You can have a satisfying career in healthcare - even if you hate blood and guts. "People who work in health information management (HIM) understand pathophysiology, disease process, treatment options and medications - yet they never go near a patient," says Robyn Socha-Hanson, assistant director of health information management at Fairview Southdale Hospital.

Whenever healthcare providers interact with a patient, they list their observations and the details of any treatment in the patient's medical record. This record includes the patient's medical history, examination results, X-ray and lab reports, diagnoses, orders, medications, procedures and treatment plans. This information is collected, analyzed and interpreted by medical coders, health information technicians and information administrators.
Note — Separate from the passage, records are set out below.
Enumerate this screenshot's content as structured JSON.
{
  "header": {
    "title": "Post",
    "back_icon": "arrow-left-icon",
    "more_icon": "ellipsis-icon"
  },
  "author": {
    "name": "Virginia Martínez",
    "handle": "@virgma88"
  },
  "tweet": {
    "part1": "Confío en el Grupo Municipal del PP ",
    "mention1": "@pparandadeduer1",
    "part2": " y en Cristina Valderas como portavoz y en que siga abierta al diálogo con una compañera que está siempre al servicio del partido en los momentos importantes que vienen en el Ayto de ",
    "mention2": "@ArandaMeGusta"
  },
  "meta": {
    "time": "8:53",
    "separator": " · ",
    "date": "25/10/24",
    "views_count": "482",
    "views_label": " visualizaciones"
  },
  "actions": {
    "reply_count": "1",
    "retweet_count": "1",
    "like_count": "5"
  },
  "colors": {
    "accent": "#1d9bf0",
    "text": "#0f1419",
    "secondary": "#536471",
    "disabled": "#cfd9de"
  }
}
"Right now, we're living in a hybrid world, with both paper and digitized records," says Sandie Helgeson, director of health information management at Fairview Southdale. "But at some point in the future, all information will be scanned or entered directly into the computer."

Coding is the heart of health information management. Coding specialists read the medical record and assign code numbers to each diagnosis and procedure, using an international classification system. The codes are reported to insurance companies or government agencies that reimburse the patient's medical expenses. Researchers also use coded data to monitor patterns of illness and confirm the results of new treatments.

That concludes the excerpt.